凌煊和沈聿川没有多做停留,将后续事宜交给秦峰,便离开了这片污秽之地。
回到顶层公寓,已是傍晚。
残阳如血,将天空染成一片秾丽的橘红,透过巨大的落地窗泼洒进来,给冷色调的室内镀上了一层暖意,却驱不散两人眉宇间的凝重。
凌煊小心翼翼地把归尘放在铺着柔软绒布的垫子上。
看着它呼吸平稳却周身星辉黯淡的样子,心疼地咂咂嘴:“这小祖宗,每次放大招就掉线,跟个需要冷却的终极技能似的。
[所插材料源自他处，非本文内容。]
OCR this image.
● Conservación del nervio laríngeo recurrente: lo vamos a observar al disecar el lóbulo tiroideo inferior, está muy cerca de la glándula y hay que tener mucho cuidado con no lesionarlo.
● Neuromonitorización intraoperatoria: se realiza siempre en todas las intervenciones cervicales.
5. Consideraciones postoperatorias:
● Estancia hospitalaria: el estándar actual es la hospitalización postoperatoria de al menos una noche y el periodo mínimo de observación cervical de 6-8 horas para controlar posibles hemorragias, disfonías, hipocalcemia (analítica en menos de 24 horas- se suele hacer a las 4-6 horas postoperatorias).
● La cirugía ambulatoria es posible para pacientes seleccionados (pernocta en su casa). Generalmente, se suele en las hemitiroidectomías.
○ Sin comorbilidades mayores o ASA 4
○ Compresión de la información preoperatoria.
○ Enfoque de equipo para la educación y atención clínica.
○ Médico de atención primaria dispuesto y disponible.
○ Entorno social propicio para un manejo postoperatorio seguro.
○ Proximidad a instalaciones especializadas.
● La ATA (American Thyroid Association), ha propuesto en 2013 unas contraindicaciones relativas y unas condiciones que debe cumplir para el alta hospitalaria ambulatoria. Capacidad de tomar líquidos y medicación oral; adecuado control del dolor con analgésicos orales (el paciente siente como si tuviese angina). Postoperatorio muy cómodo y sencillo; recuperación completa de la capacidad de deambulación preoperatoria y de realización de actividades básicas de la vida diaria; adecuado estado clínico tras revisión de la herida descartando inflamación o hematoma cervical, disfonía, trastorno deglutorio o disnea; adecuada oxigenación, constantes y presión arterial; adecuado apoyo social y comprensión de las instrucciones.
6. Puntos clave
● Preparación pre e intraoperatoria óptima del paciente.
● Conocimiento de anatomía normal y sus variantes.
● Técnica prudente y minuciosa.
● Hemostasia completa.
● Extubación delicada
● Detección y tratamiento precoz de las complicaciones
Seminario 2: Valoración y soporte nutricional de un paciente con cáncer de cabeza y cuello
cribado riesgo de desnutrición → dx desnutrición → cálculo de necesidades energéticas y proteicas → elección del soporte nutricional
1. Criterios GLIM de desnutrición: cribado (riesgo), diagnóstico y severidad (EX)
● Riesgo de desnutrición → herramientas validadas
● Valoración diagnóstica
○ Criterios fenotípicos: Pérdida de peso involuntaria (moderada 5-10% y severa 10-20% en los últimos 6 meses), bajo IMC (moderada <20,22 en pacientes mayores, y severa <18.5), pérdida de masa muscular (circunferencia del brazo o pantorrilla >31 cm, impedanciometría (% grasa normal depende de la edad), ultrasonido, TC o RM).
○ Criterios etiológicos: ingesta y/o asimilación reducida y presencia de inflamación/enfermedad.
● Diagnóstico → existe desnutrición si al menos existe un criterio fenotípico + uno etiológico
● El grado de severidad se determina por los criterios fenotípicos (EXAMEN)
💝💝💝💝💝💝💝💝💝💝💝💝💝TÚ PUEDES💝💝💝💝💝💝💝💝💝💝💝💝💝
”
他嘴上吐槽,手指却轻轻梳理着归尘柔顺的毛发,渡过去一丝温和的灵力助它恢复。
沈聿川倒了杯水递给凌煊,自己则站在窗边,望着天边那抹即将被夜色吞噬的残红,沉默不语。
疗养院地下那个被强行牵引出的门的投影,让他灵魂深处的不安愈发清晰。
幽泉对门的追寻,并非盲目,他们似乎掌握着某种关键的方法或道具。
“老板,”凌煊灌了口水,走到他身边,顺着他的目光看向窗外,“幽泉那帮孙子,是怎么精准找到能牵引‘门’气息的地方的?老码头,落星山,静心湖…这不像瞎猫撞死耗子。”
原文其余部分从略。